October 13, 2021

Taking Tribal Leadership Education to the Next Level

ISSUES AFFECTING INDIAN COUNTRY: Ted Gover (left) interviews Ken Ramirez, chair of the San Manuel Band of Mission Indians during the recent event "Leadership for Seven Generations." Gover is director of CGU's Tribal Administration Certificate program.

For the nation’s many indigenous people, tribal governance is a unique and complex system that combines a tribe’s sovereign powers with the various congressional acts, treaties, and other statutes that affect their way of life.

What does the future of such governance look like? How might Indian Country be affected?

Those are two questions considered by students in Claremont Graduate University’s Tribal Administration Program during the event “Leadership for Seven Generations,” which was held last month.

The discussion was led by San Manuel Band of Mission Indians Chair Ken Ramirez and served as a Tribal dialogue between Ramirez and CGU to further educate students about the nature of Tribal government.

The event provided students with a critical chance to understand the most pressing issues affecting tribal leadership today as reflected by the experiences of San Manuel, which is a federally recognized tribe of Serrano people in San Bernardino County.

“Chair Ken Ramirez empowered our students to learn from San Manuel’s history and its leadership in the fields of education, community engagement and strategic philanthropy,” said Ted Gover, who is the director of the Tribal Administration Certificate Program at CGU.

SUCCESSFUL EVENT: Participants in the “Leadership for Seven Generations” event.

The event included discussions around a wide array of topics including Tribal health, leadership, Tribal government, and the role of education and responsibilities to Tribal citizens of future generations. The Tribe has played a central role in supporting CGU’s development of the tribal administration program as well as recently joining into a partnership with the university to establish the pioneering new Yuhaaviatam Center for Health Studies on campus.
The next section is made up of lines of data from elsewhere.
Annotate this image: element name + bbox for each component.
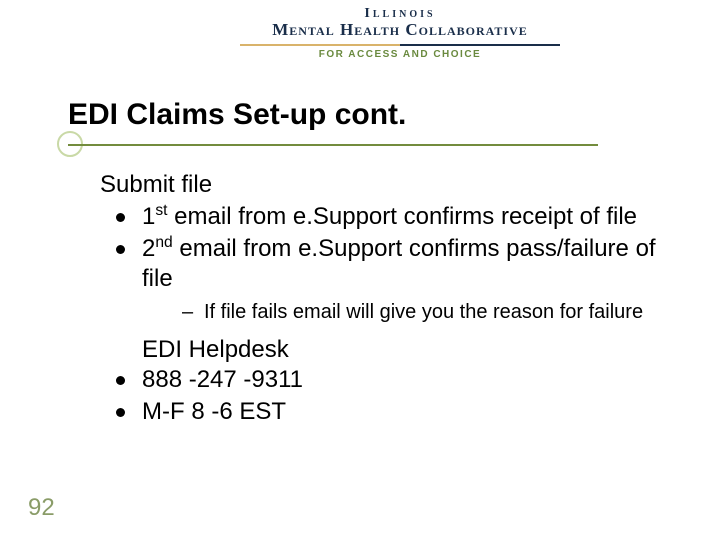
bullet-list-level2: If file fails email will give you the re… [182,300,680,325]
sub-bullet-1: If file fails email will give you the re… [182,300,680,325]
logo-divider [240,44,560,46]
bullet-2-sup: nd [155,234,172,251]
content-area: Submit file 1st email from e.Support con… [100,170,680,429]
bullet-item-1: 1st email from e.Support confirms receip… [116,202,680,232]
bullet-list-helpdesk: 888 -247 -9311 M-F 8 -6 EST [116,365,680,427]
section-head: Submit file [100,170,680,200]
bullet-list-level1: 1st email from e.Support confirms receip… [116,202,680,325]
title-underline [68,144,598,146]
bullet-1-pre: 1 [142,203,155,230]
slide-title: EDI Claims Set-up cont. [68,98,406,132]
logo-tagline: FOR ACCESS AND CHOICE [240,49,560,60]
logo-block: Illinois Mental Health Collaborative FOR… [240,6,560,76]
bullet-1-post: email from e.Support confirms receipt of… [168,203,638,230]
helpdesk-hours: M-F 8 -6 EST [116,397,680,427]
logo-line2: Mental Health Collaborative [240,20,560,40]
helpdesk-title: EDI Helpdesk [142,335,680,365]
bullet-1-sup: st [155,202,167,219]
helpdesk-phone: 888 -247 -9311 [116,365,680,395]
slide-number: 92 [28,494,55,522]
bullet-2-post: email from e.Support confirms pass/failu… [142,235,656,292]
bullet-item-2: 2nd email from e.Support confirms pass/f… [116,234,680,325]
bullet-2-pre: 2 [142,235,155,262]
In addition to Ramirez’s participation, Gover also expressed thanks to San Manuel Business Committee Member Alexis Manzano for her involvement in the successful event.

The program’s students, who are also Tribal employees, were able to ask questions and engage in an open dialogue about the responsibilities of Tribal government.

“This very special event with the Chair was an invaluable opportunity to hear about the important responsibilities of Tribal government and all the impactful work that San Manuel is doing to provide for future generations and protect Tribal sovereignty,” said Gover.